Note that the bracts and tiny blooms they hold, not the leaves, are the edible parts of this herb. Also, be sure to purchase “culinary grade” dried lavender for cooking purposes. Lavender for craft projects is not processed under the same standards and may not have an appealing flavor profile either. One sign that lavender is back in the mainstream: McCormick is now carrying it in its gourmet bottled herb line.
Lavender-Blackberry Simple Syrup
Lavender recipes as not as common in 18th and 19th century cookbooks as I expected. The "receipt" I liked best was in the 1832 The Cook's Own Book, by Mary Middleton Rutledge Fogg. To make "Lavender Drops" she called for filling a quart bottle with "blossoms of lavender," and pouring over "as much brandy as it will contain..." She recommended a few drops of the strained mixture with a bit of sugar for "nervous cases;" I'm thinking the brandy might have had more to do with any calming effect than then lavender.

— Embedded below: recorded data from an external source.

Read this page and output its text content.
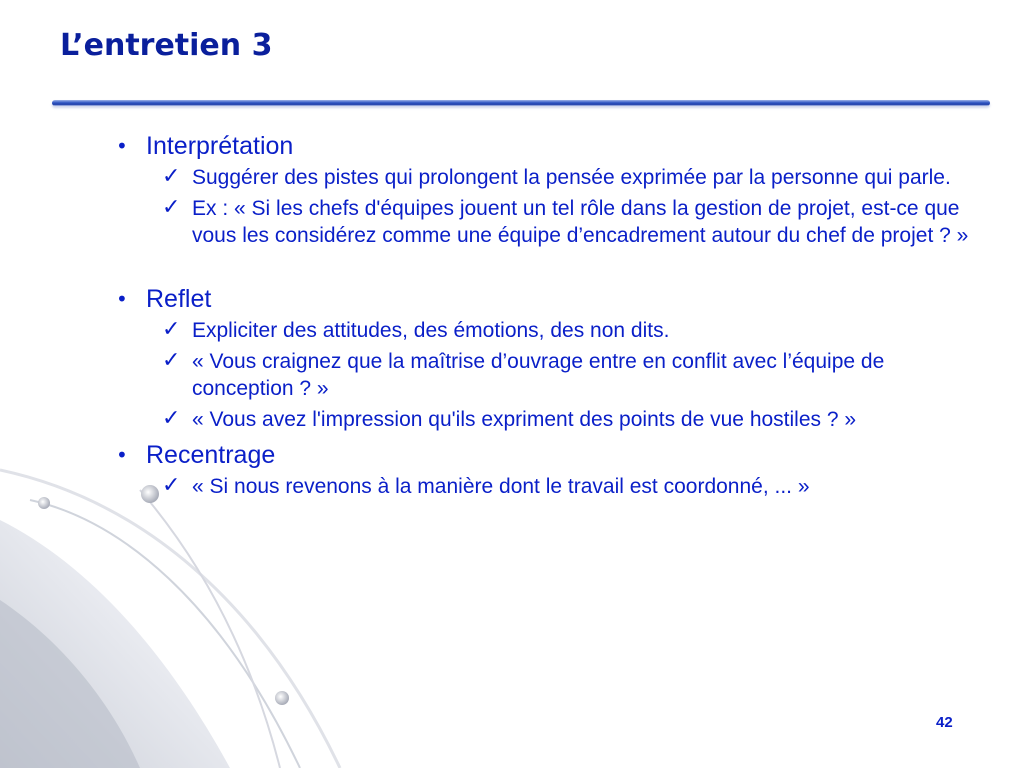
L’entretien 3
• Interprétation
✓ Suggérer des pistes qui prolongent la pensée exprimée par la personne qui parle.
✓ Ex : « Si les chefs d'équipes jouent un tel rôle dans la gestion de projet, est-ce que vous les considérez comme une équipe d’encadrement autour du chef de projet ? »
• Reflet
✓ Expliciter des attitudes, des émotions, des non dits.
✓ « Vous craignez que la maîtrise d’ouvrage entre en conflit avec l’équipe de conception ? »
✓ « Vous avez l'impression qu'ils expriment des points de vue hostiles ? »
• Recentrage
✓ « Si nous revenons à la manière dont le travail est coordonné, ... »
42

I don't claim that this syrup has any medicinal properties whatsoever, it just tastes uniquely herbal-floral and pleasing. Splash or drizzle this syrup over mixed fruit compotes, or dishes of berries, melon, peaches or sliced nectarines. Add a little scoop of ice cream or sorbet and perhaps a pedestal serving dish, for light and simple, yet elegant sundaes like the one shown here. And do experiment with stirring a little syrup into hard or soft beverages; it is particularly winning paired with lemon drinks of all sorts.
Depending on the variety, brand, and degree of freshness, dried lavender can be fairly mild or boldly flavored to the point of being overpowering. Take a sniff and then add in between 1 and 1 1/2 tablespoons, as seems appropriate. Note that the blackberries are mostly incorporated for color. If desired, you can leave them out, in which case the syrup will have very pale grayish-lavender color instead.
Tip: The syrup needs to be stored, airtight, in the refrigerator.
3/4 cup granulated sugar
3/4 cup water
2 tablespoons clover honey or light corn syrup
1 to 1 1/2 tablespoons dried lavender blooms
4 to 6 fresh blackberries, washed, drained, and mashed with a fork
Stir together the sugar, water, honey, lavender, and blackberries in a 1-quart saucepan over medium heat. Bring to a boil, stirring, then adjust the heat so the mixture boils gently. Cook, without stirring for 6 to 7 minutes. Let stand so the lavender can more fully infuse the syrup 5 to 10 minutes longer; taste it after 5 minutes to decide if it needs more time.
Bring the syrup just back to a full boil again, then strain it through a fine sieve into a clean sterilized bottle or jar. Press down lightly to force through the liquid. Let cool to room temperature and store, refrigerated, for up to 2 weeks. Makes about 2/3 cup syrup.